UK and Allies Expose Russian Intelligence Campaign Targeting Western Logistics and Technology Organisations

The UK’s National Cyber Security Centre (NCSC), in collaboration with the US Cybersecurity and Infrastructure Security Agency (CISA), FBI, NSA, and cyber authorities from eight other countries, including France and Germany, has exposed a Russian military intelligence (GRU Unit 26165, aka APT28) cyber campaign targeting organizations supporting Ukraine.

Active since at least January 2022, the campaign focuses on logistics, defense, and technology entities involved in coordinating and delivering foreign aid to Ukraine, including air, sea, and rail transport.

As CISA describes the attackers employed spear-phishing, credential harvesting, and exploitation of Microsoft Exchange Server vulnerabilities (e.g., CVE-2021-26855) to gain persistent access to networks. Tactics include using compromised accounts for privilege escalation, lateral movement, and data exfiltration, often via cloud-based services to obscure activities.

Specific methods include NTLM hash capture, Kerberos ticket attacks, and deploying remote access tools like AnyDesk. The advisory highlights risks to critical infrastructure and urges organizations to implement multifactor authentication, patch vulnerabilities, and monitor for suspicious activity. This exposure supports broader UK and US efforts, including sanctions, to counter Russian interference in Ukraine aid.

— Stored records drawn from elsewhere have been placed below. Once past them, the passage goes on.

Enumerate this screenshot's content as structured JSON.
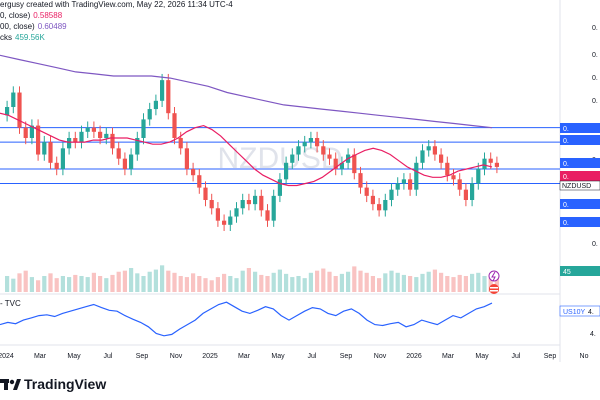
{
  "header": {
    "line1_prefix": "ergusy created with TradingView.com, May 22, 2026 11:34 UTC-4",
    "ma1_label": "0, close)",
    "ma1_value": "0.58588",
    "ma2_label": "00, close)",
    "ma2_value": "0.60489",
    "vol_label": "cks",
    "vol_value": "459.56K"
  },
  "watermark": "NZDUSD",
  "price_badges": {
    "symbol": "NZDUSD",
    "labels": [
      "0.",
      "0.",
      "0.",
      "0.",
      "0.",
      "0.",
      "0.",
      "0.",
      "0.",
      "0.",
      "0."
    ],
    "vol_badge": "45",
    "rsi_badge": "US10Y",
    "rsi_val": "4.",
    "rsi_low": "4."
  },
  "lower_pane_title": "- TVC",
  "time_axis": [
    "2024",
    "Mar",
    "May",
    "Jul",
    "Sep",
    "Nov",
    "2025",
    "Mar",
    "May",
    "Jul",
    "Sep",
    "Nov",
    "2026",
    "Mar",
    "May",
    "Jul",
    "Sep",
    "No"
  ],
  "logo_text": "TradingView",
  "colors": {
    "up": "#26a69a",
    "down": "#ef5350",
    "ma_fast": "#e91e63",
    "ma_slow": "#7e57c2",
    "line_blue": "#2962ff",
    "hline": "#2962ff"
  },
  "chart_data": {
    "type": "candlestick",
    "title": "NZDUSD",
    "ylim": [
      0.54,
      0.645
    ],
    "candles_close": [
      0.615,
      0.622,
      0.605,
      0.6,
      0.606,
      0.592,
      0.598,
      0.588,
      0.585,
      0.595,
      0.6,
      0.598,
      0.603,
      0.605,
      0.603,
      0.6,
      0.602,
      0.595,
      0.59,
      0.585,
      0.592,
      0.6,
      0.609,
      0.614,
      0.618,
      0.628,
      0.612,
      0.6,
      0.595,
      0.585,
      0.582,
      0.576,
      0.57,
      0.566,
      0.56,
      0.558,
      0.562,
      0.566,
      0.57,
      0.568,
      0.572,
      0.565,
      0.56,
      0.572,
      0.58,
      0.588,
      0.592,
      0.596,
      0.598,
      0.6,
      0.596,
      0.592,
      0.59,
      0.585,
      0.588,
      0.592,
      0.583,
      0.576,
      0.572,
      0.568,
      0.565,
      0.57,
      0.575,
      0.578,
      0.58,
      0.575,
      0.588,
      0.594,
      0.596,
      0.592,
      0.588,
      0.582,
      0.58,
      0.575,
      0.57,
      0.578,
      0.585,
      0.59,
      0.588,
      0.586
    ],
    "ma_fast": [
      0.612,
      0.611,
      0.609,
      0.607,
      0.605,
      0.603,
      0.601,
      0.599,
      0.598,
      0.598,
      0.598,
      0.599,
      0.599,
      0.6,
      0.6,
      0.6,
      0.599,
      0.598,
      0.597,
      0.597,
      0.598,
      0.6,
      0.603,
      0.605,
      0.606,
      0.604,
      0.601,
      0.597,
      0.593,
      0.589,
      0.585,
      0.582,
      0.58,
      0.578,
      0.577,
      0.577,
      0.578,
      0.579,
      0.581,
      0.584,
      0.587,
      0.59,
      0.592,
      0.594,
      0.595,
      0.594,
      0.592,
      0.589,
      0.586,
      0.584,
      0.582,
      0.581,
      0.581,
      0.582,
      0.584,
      0.585,
      0.586,
      0.587,
      0.586
    ],
    "ma_slow": [
      0.64,
      0.638,
      0.636,
      0.634,
      0.632,
      0.631,
      0.63,
      0.63,
      0.63,
      0.629,
      0.627,
      0.625,
      0.622,
      0.62,
      0.618,
      0.616,
      0.615,
      0.614,
      0.613,
      0.612,
      0.611,
      0.61,
      0.609,
      0.608,
      0.607,
      0.606,
      0.605
    ],
    "hlines": [
      0.605,
      0.598,
      0.585,
      0.578
    ],
    "volume": [
      30,
      25,
      35,
      40,
      28,
      22,
      30,
      35,
      26,
      30,
      28,
      32,
      30,
      28,
      36,
      30,
      26,
      32,
      38,
      40,
      45,
      35,
      30,
      38,
      42,
      50,
      40,
      36,
      30,
      28,
      35,
      30,
      26,
      22,
      28,
      34,
      30,
      26,
      40,
      45,
      38,
      32,
      30,
      36,
      42,
      34,
      28,
      30,
      26,
      36,
      40,
      44,
      38,
      30,
      34,
      38,
      48,
      40,
      36,
      30,
      26,
      35,
      40,
      36,
      32,
      30,
      28,
      34,
      38,
      42,
      36,
      30,
      28,
      32,
      30,
      34,
      36,
      30,
      26,
      28
    ],
    "us10y": [
      4.1,
      4.15,
      4.12,
      4.2,
      4.25,
      4.3,
      4.32,
      4.28,
      4.35,
      4.4,
      4.45,
      4.5,
      4.55,
      4.48,
      4.42,
      4.4,
      4.3,
      4.22,
      4.15,
      4.05,
      3.9,
      3.85,
      3.88,
      4.0,
      4.1,
      4.2,
      4.35,
      4.45,
      4.55,
      4.6,
      4.5,
      4.4,
      4.35,
      4.42,
      4.5,
      4.45,
      4.3,
      4.2,
      4.3,
      4.4,
      4.48,
      4.45,
      4.35,
      4.3,
      4.4,
      4.45,
      4.35,
      4.2,
      4.1,
      4.08,
      4.12,
      4.15,
      4.05,
      4.1,
      4.2,
      4.15,
      4.1,
      4.2,
      4.3,
      4.25,
      4.35,
      4.45,
      4.5,
      4.58
    ]
  }
}
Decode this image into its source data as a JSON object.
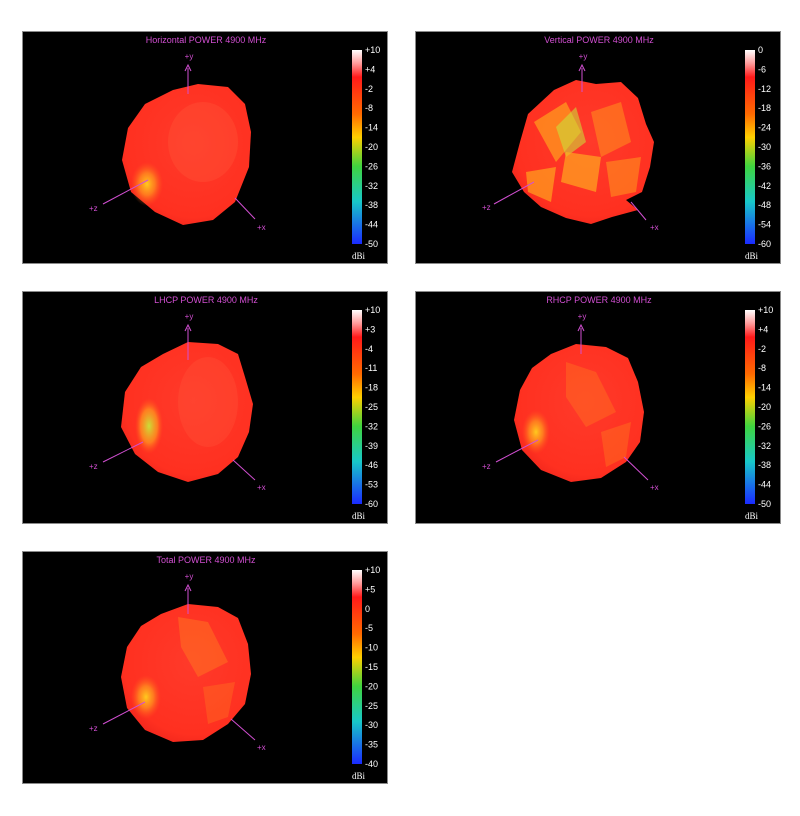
{
  "colors": {
    "panel_bg": "#000000",
    "axis": "#d24fd2",
    "scale_text": "#ffffff"
  },
  "chart_data": [
    {
      "type": "3d-radiation-pattern",
      "title": "Horizontal POWER 4900  MHz",
      "unit": "dBi",
      "axes": [
        "+y",
        "+z",
        "+x"
      ],
      "scale_ticks": [
        "+10",
        "+4",
        "-2",
        "-8",
        "-14",
        "-20",
        "-26",
        "-32",
        "-38",
        "-44",
        "-50"
      ],
      "scale_range": [
        -50,
        10
      ]
    },
    {
      "type": "3d-radiation-pattern",
      "title": "Vertical POWER 4900  MHz",
      "unit": "dBi",
      "axes": [
        "+y",
        "+z",
        "+x"
      ],
      "scale_ticks": [
        "0",
        "-6",
        "-12",
        "-18",
        "-24",
        "-30",
        "-36",
        "-42",
        "-48",
        "-54",
        "-60"
      ],
      "scale_range": [
        -60,
        0
      ]
    },
    {
      "type": "3d-radiation-pattern",
      "title": "LHCP POWER 4900  MHz",
      "unit": "dBi",
      "axes": [
        "+y",
        "+z",
        "+x"
      ],
      "scale_ticks": [
        "+10",
        "+3",
        "-4",
        "-11",
        "-18",
        "-25",
        "-32",
        "-39",
        "-46",
        "-53",
        "-60"
      ],
      "scale_range": [
        -60,
        10
      ]
    },
    {
      "type": "3d-radiation-pattern",
      "title": "RHCP POWER 4900  MHz",
      "unit": "dBi",
      "axes": [
        "+y",
        "+z",
        "+x"
      ],
      "scale_ticks": [
        "+10",
        "+4",
        "-2",
        "-8",
        "-14",
        "-20",
        "-26",
        "-32",
        "-38",
        "-44",
        "-50"
      ],
      "scale_range": [
        -50,
        10
      ]
    },
    {
      "type": "3d-radiation-pattern",
      "title": "Total POWER 4900  MHz",
      "unit": "dBi",
      "axes": [
        "+y",
        "+z",
        "+x"
      ],
      "scale_ticks": [
        "+10",
        "+5",
        "0",
        "-5",
        "-10",
        "-15",
        "-20",
        "-25",
        "-30",
        "-35",
        "-40"
      ],
      "scale_range": [
        -40,
        10
      ]
    }
  ]
}
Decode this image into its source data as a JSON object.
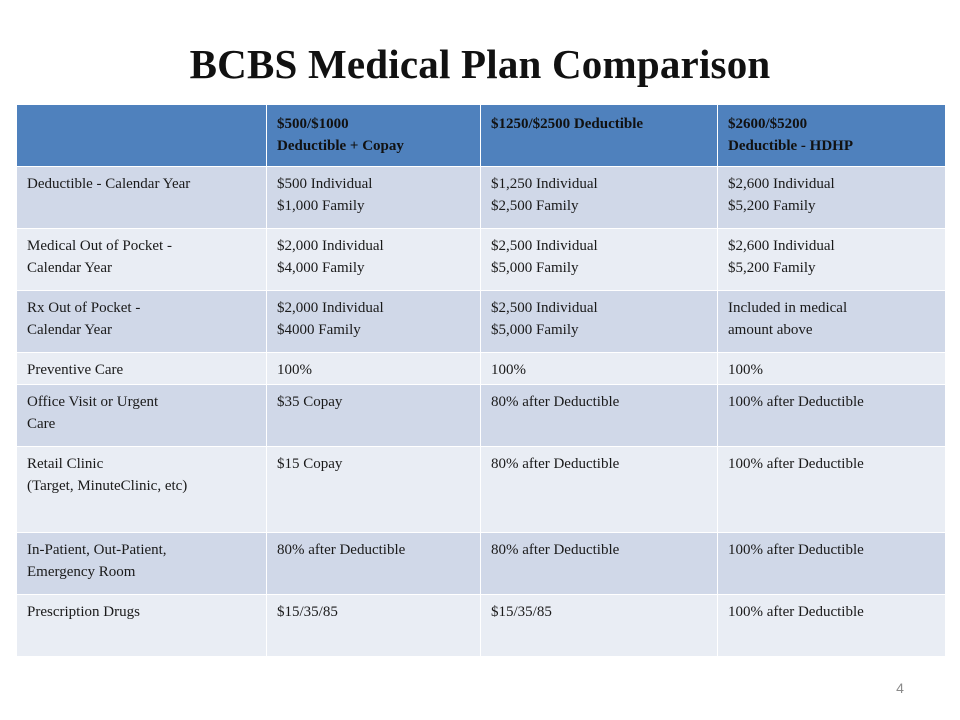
{
  "slide": {
    "title": "BCBS Medical Plan Comparison",
    "page_number": "4"
  },
  "table": {
    "headers": [
      [
        ""
      ],
      [
        "$500/$1000",
        "Deductible + Copay"
      ],
      [
        "$1250/$2500 Deductible"
      ],
      [
        "$2600/$5200",
        "Deductible - HDHP"
      ]
    ],
    "rows": [
      [
        [
          "Deductible - Calendar Year"
        ],
        [
          "$500 Individual",
          "$1,000 Family"
        ],
        [
          "$1,250 Individual",
          "$2,500 Family"
        ],
        [
          "$2,600 Individual",
          "$5,200 Family"
        ]
      ],
      [
        [
          "Medical Out of Pocket -",
          "Calendar Year"
        ],
        [
          "$2,000 Individual",
          "$4,000 Family"
        ],
        [
          "$2,500 Individual",
          "$5,000 Family"
        ],
        [
          "$2,600 Individual",
          "$5,200 Family"
        ]
      ],
      [
        [
          "Rx Out of Pocket -",
          "Calendar Year"
        ],
        [
          "$2,000 Individual",
          "$4000 Family"
        ],
        [
          "$2,500 Individual",
          "$5,000 Family"
        ],
        [
          "Included in medical",
          "amount above"
        ]
      ],
      [
        [
          "Preventive Care"
        ],
        [
          "100%"
        ],
        [
          "100%"
        ],
        [
          "100%"
        ]
      ],
      [
        [
          "Office Visit or Urgent",
          "Care"
        ],
        [
          "$35 Copay"
        ],
        [
          "80% after Deductible"
        ],
        [
          "100% after Deductible"
        ]
      ],
      [
        [
          "Retail Clinic",
          "(Target, MinuteClinic, etc)"
        ],
        [
          "$15 Copay"
        ],
        [
          "80% after Deductible"
        ],
        [
          "100% after Deductible"
        ]
      ],
      [
        [
          "In-Patient, Out-Patient,",
          "Emergency Room"
        ],
        [
          "80% after Deductible"
        ],
        [
          "80% after Deductible"
        ],
        [
          "100% after Deductible"
        ]
      ],
      [
        [
          "Prescription Drugs"
        ],
        [
          "$15/35/85"
        ],
        [
          "$15/35/85"
        ],
        [
          "100% after Deductible"
        ]
      ]
    ]
  }
}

The Russian Cybersecurity Threat

Russian cyber threats extend beyond the APT28 campaign targeting Ukraine aid logistics. Here’s a concise overview of other significant Russian cyber activities, based on recent intelligence and advisories:

• SolarWinds Breach (2020): Attributed to Russia’s SVR (Midnight Blizzard), this espionage campaign compromised multiple U.S. government agencies and private sector entities by exploiting a software supply chain vulnerability. It involved data theft and persistent network access, showcasing Russia’s advanced capabilities in cyber espionage.
• NotPetya Attack (2017): Linked to Russian military hackers, this destructive malware, disguised as ransomware, targeted Ukrainian infrastructure but caused global damage estimated at $10 billion. It disrupted critical systems, including the UK’s National Health Service, highlighting Russia’s use of indiscriminate cyberattacks.
• Viasat Attack (2022): Hours before Russia’s invasion of Ukraine, GRU-linked actors targeted Viasat’s satellite communications, disrupting Ukrainian networks and affecting European wind farms and internet users. This demonstrated Russia’s intent to degrade critical infrastructure during conflicts.
• DDoS and Wiper Malware Campaigns: Since the 2022 Ukraine invasion, Russian state-sponsored groups and aligned cybercriminals (e.g., Killnet, XakNet) have conducted DDoS attacks and deployed wiper malware against Ukrainian government, financial, and energy sectors, aiming to disrupt operations and public access to information.
• Disinformation and Hacktivism: Russian actors, including state-backed groups and “patriotic hackers,” spread disinformation and conduct hacktivist operations, such as DDoS attacks on NATO countries’ critical infrastructure (e.g., Czech banks, Italian government websites). These often align with geopolitical goals, like undermining support for Ukraine.
• Critical Infrastructure Targeting: Russian cyberattacks have historically targeted power grids (e.g., 2015 BlackEnergy and 2016 Industroyer attacks in Ukraine) and continue to threaten Western infrastructure, including energy, telecom, and IoT devices, with potential for physical disruption.
• Cybercrime Ecosystem: The Russian-speaking cybercriminal underground, often state-tolerated, pioneers advanced techniques like ransomware-as-a-service (e.g., Conti, LockBit) and integrates cybercrime with physical crime, offering services like “violence-as-a-service” and psychological operations.
• Mitigation Recommendations: Organizations should prioritize multifactor authentication, patch known vulnerabilities (e.g., Microsoft Exchange CVEs), segment networks, and monitor for phishing and credential theft. Enhanced threat intelligence and international cooperation are critical to counter Russia’s sophisticated, evolving cyber ecosystem.

These threats reflect Russia’s strategic use of cyber operations for espionage, disruption, and influence, often leveraging proxies for plausible deniability.